How many relationships with such huge age-gaps do we know of which are flourishing or otherwise?
Given that relationships are already difficult, will such age differentials make things worse or better? Or is it even a factor at all?
One of my talking points with friends after watching Mission Impossible 7 was, of all things, the age gap between Tom Cruise and his female co-stars.
We were chatting about the stunts (not least the base-jumping one), the fancy tech, the AI “entity” in the movie, the (rumoured?) off-screen romance between Tom Cruise and Hayley Atwell and — out of the blue — the fact that Cruise and Atwell “look the same age” despite there being an age-gap of more than 20 years!

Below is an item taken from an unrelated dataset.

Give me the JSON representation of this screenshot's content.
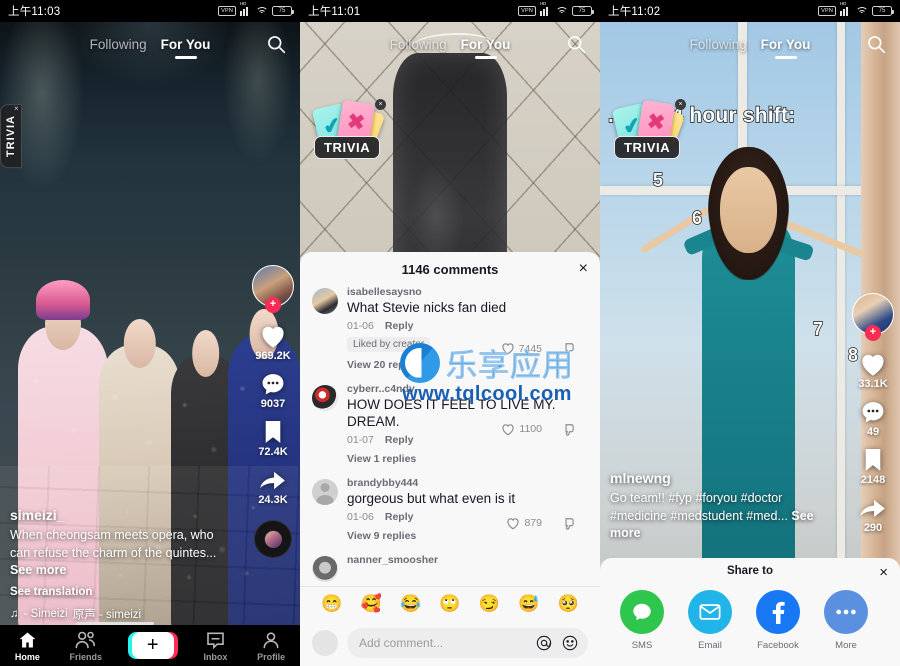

Throughout all seven instalments of the Mission Impossible film franchise, the difference between Cruise and his female leads hovers around 20 or more.
It will also not be lost on anyone that Cruise’s ex-wife Katie Holmes is 22 years younger than him. Incidentally, the current President of France, Emmanual Macron, is married to a woman more than 30 years his senior.
To many people, those are remarkable numbers. Putting aside the celebrity factor, huge age differences like these can certainly be an issue.
Let’s be real: If your daughter of 20 brought home a guy aged 50 years you won’t just brush it off. You are going to ask questions of a different nature than if her date was her 21-year-old classmate (see note 2).
In Malaysia, at least among people I know, I almost never see such huge age-gaps (also known as age heterogamy as opposed to age homogamy, (see note 1) between spouses.
In my generation, practically all my friends, cousins and relatives (and myself!) are married to people not more than five years younger or older. I personally know only two age heterogamous couples, one with an age-gap of 17 years and another with more than 20 years; the former appears happily married while the latter broke up last year.
Which leads to the original question: How critical are these age disparities?
The good, the bad and the unknown
On one hand (or at first sight), it would seem that huge age-gaps pose unnecessary problems.
If he is 50-plus and you’re in your 30s (or perhaps you’ve recently graduated), wouldn’t both your priorities be different on account of the divergent “life-stages” the two of you are experiencing?
One side is near retirement, the other wants to boost his/her career — how much do you have in common? And, assuming the guy is the older one, what about issues of patriarchy, equality and so on (see note 1)?
On the flip side, if the woman is the older one, would you be concerned about your (much) younger spouse giving his attention elsewhere?
However, the counter-perspective would insist that “same-age” couples aren’t exactly bastions of stability either, are they? How many divorces among friends and acquaintances have we witnessed in the past decade?
Among my circles of friends, I know at least five couples who’ve split in the past 20 years. None of them have huge age-gaps.
Some would suggest that rising divorce rates (or break-ups) render big age-gaps even more problematic because relationships are already hard.
Others, perhaps those in such relationships, may say divorce rates prove that age is hardly a factor at all. In fact, having a spouse who’s much older may provide a measure of stability and maturity not available in a younger age-homogamous relationship.
Perhaps, instead of age differences, the personalities and attitudes of the people involved matter more. Maybe an age gap (and other factors) won’t matter if one side is an asshole or a cheater or can’t provide for the family.
Likewise, it may be hard to circumscribe this “crazy thing called love”. People fall in love and out of it for all kinds of different reasons, so talking about things like age-gaps is pointless — or is it?
Note 1: Interestingly enough, there has only been one recent study on the topic within an Asian context (which, weirdly enough, doesn’t even mention Malaysia), Dommaraju, P. (2023). Age gap between spouses in south and south-east Asia. Journal of Family Issues, 0192513X231155662. Dommaraju concludes that bigger age-gaps among spouses represent lower gender egalitarianism.
Note 2: In all these cases, it’s always the guy who’s older. I suspect, but cannot confirm, that it’d be extremely rare to find couples where the woman is the senior by many years.
• This is the personal opinion of the columnist.